In one of my favorite "Calvin and Hobbes" comic story lines, Calvin is making a poster about traffic safety and it trying to come up with a contest-winning slogan. When he asks his dad for ideas, he dad tells him, "Cyclists have a right to the road too you polluting maniacs! I hope gas goes up to eight bucks a gallon!"
As someone who does a fair amount of driving, I don't begrudge drivers. Maybe if I lived further south where I could bike to work all year I'd be a little more anti-car. However, with cars generally being the fastest, most convenient way to get places around the twin cities (sorry public transit--it still takes an hour to go 15 miles in many places), I won't stop driving anytime soon.
I do, however, get annoyed at drivers who pay no attention to people on the sidewalks. The biggest transgressors are those who habitually roll through stop signs, fail to check the crosswalk when turning right at a red light, or people who make a left hand turn without checking for pedestrians.
The running gods, however, seem to smile down on runners for the most part. Of all my running friends, I don't know any who have been seriously injured by a car while running (biking, however, is a different story).
You can't count on cars to see you.

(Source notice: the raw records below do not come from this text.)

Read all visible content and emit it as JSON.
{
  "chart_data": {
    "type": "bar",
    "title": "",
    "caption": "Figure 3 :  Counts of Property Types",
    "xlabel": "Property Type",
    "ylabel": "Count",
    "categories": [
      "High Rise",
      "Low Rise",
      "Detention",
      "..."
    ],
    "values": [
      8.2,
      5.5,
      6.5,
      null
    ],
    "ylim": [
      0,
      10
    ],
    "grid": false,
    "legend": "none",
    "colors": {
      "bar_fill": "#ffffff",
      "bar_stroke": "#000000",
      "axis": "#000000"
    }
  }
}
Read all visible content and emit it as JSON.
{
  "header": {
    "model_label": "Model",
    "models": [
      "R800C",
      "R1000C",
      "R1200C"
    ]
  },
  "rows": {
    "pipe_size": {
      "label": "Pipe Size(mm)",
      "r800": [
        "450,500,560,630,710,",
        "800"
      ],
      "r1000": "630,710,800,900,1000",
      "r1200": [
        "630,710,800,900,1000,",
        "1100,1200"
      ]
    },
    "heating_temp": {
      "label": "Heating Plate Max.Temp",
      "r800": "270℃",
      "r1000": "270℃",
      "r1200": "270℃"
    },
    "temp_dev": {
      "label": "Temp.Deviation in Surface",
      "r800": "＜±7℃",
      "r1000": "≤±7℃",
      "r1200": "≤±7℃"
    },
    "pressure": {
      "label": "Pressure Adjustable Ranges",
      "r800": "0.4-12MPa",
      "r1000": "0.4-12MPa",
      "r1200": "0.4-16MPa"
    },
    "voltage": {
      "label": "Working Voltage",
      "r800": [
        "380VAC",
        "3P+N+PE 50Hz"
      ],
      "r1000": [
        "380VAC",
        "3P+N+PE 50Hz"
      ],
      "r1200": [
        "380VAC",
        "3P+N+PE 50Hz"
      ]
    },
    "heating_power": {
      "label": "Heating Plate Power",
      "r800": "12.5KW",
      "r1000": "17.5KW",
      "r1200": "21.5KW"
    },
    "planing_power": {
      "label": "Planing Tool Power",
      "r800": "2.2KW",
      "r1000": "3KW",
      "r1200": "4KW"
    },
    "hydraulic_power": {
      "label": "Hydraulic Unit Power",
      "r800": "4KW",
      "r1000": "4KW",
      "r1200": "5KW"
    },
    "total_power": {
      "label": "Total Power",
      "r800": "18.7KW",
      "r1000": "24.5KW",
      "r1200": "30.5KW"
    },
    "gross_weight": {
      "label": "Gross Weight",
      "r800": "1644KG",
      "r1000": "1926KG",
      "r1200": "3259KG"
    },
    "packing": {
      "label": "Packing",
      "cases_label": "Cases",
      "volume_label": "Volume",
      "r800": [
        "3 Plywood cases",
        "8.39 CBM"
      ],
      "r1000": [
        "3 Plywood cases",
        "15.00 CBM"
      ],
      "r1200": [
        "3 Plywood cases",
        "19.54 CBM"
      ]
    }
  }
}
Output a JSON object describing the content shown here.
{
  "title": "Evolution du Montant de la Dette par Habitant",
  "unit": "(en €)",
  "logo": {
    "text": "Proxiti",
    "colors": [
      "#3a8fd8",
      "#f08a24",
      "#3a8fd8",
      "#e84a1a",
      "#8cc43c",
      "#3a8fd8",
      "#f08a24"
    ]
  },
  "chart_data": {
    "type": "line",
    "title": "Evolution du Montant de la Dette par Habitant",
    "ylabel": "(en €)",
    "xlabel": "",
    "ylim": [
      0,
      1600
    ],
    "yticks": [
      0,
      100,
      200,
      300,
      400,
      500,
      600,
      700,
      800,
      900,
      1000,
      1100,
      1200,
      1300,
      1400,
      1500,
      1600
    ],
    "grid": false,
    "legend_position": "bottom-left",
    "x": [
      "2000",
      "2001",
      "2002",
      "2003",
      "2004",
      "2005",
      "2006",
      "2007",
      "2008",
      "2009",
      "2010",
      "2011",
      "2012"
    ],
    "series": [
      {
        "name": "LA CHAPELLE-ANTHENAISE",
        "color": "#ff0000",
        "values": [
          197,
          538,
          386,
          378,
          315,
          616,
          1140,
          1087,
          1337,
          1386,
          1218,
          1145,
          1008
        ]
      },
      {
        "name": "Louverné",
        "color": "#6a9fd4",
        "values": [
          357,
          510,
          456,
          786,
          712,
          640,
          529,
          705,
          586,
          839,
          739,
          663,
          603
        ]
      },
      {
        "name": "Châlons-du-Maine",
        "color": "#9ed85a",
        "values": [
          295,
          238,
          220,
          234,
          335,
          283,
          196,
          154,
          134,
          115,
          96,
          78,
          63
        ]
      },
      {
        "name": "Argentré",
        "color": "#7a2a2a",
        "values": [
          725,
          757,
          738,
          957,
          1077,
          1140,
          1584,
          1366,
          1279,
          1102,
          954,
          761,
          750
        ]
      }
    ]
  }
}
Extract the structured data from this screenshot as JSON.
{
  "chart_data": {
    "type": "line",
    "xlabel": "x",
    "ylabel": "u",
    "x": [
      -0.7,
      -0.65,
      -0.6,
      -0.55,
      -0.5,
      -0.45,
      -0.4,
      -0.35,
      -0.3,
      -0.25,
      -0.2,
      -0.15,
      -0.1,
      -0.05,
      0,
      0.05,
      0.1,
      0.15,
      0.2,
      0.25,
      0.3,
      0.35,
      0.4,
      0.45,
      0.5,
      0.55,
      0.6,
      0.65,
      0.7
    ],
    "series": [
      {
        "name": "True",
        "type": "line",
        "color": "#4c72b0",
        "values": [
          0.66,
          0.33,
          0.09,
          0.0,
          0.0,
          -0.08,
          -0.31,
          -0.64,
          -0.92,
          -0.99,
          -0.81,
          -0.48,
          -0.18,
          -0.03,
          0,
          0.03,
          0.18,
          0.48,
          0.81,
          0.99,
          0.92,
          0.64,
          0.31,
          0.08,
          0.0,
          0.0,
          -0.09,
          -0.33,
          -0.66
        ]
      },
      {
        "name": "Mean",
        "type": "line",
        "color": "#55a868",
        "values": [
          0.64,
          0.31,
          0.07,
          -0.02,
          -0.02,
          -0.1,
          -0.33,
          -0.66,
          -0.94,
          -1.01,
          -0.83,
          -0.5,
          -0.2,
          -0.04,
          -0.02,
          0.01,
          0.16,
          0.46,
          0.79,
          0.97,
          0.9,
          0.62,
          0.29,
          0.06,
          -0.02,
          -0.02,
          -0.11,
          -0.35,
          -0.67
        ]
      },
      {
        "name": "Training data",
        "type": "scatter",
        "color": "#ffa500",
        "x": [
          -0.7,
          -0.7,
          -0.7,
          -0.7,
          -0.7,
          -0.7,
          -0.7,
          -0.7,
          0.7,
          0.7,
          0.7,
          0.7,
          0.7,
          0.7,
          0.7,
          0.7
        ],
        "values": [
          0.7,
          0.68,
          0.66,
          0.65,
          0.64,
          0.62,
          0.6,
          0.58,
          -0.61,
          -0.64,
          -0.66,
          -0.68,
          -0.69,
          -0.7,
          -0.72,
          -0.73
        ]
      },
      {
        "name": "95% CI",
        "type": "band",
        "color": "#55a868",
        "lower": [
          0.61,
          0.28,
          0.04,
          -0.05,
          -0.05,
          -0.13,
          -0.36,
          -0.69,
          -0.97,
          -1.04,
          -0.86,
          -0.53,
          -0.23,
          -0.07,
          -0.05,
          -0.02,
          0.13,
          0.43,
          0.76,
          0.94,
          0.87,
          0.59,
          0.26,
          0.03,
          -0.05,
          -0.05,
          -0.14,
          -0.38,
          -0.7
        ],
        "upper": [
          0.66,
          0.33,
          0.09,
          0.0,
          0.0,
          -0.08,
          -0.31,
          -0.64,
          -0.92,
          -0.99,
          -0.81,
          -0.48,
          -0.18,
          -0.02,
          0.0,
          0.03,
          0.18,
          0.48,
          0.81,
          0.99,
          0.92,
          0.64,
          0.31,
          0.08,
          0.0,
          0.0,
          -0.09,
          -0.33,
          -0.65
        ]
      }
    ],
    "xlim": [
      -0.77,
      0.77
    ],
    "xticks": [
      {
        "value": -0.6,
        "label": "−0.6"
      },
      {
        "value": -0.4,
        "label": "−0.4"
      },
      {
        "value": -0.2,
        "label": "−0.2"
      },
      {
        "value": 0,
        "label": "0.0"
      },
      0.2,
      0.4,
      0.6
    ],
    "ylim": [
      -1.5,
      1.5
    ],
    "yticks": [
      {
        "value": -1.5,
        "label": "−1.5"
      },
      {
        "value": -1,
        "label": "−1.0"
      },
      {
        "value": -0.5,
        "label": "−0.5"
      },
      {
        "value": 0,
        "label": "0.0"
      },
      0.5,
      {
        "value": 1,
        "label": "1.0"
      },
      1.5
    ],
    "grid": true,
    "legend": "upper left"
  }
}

Running, especially around traffic, means keeping your head up. Don't assume people will stop for you in an intersection. Also, remember that driving puts people in a heightened sense of alert, and some people will act aggressively when they feel wronged. A couple summers ago as I was doing a workout and running at a decent clip, a car rolled through a stop sign right in front of me.
It may not have been the best decision, but I decided to smack the side of the little grey crossover-station wagon thing as I swerved to run behind it. The driver did not take kindly to my action. He slammed on his brakes, backed up so he had a clear view of me (sure, then he was out of the crosswalk), and began to shout colorful things as me such as, "come over here and I'll kick your ass!"
Not knowing how brain damaged he was or if he was packing heat, I decided to continue my run rather than turn around and confront the mouth-breathing poor driver.
Calvin ends up going with his own slogan on his traffic poster of, "Be careful or be roadkill." As much as I wish drivers would be more conscientious, avoiding becoming roadkill is up to runners because in collision between a runner and a car, the car always wins (with perhaps the exception of Smart Cars).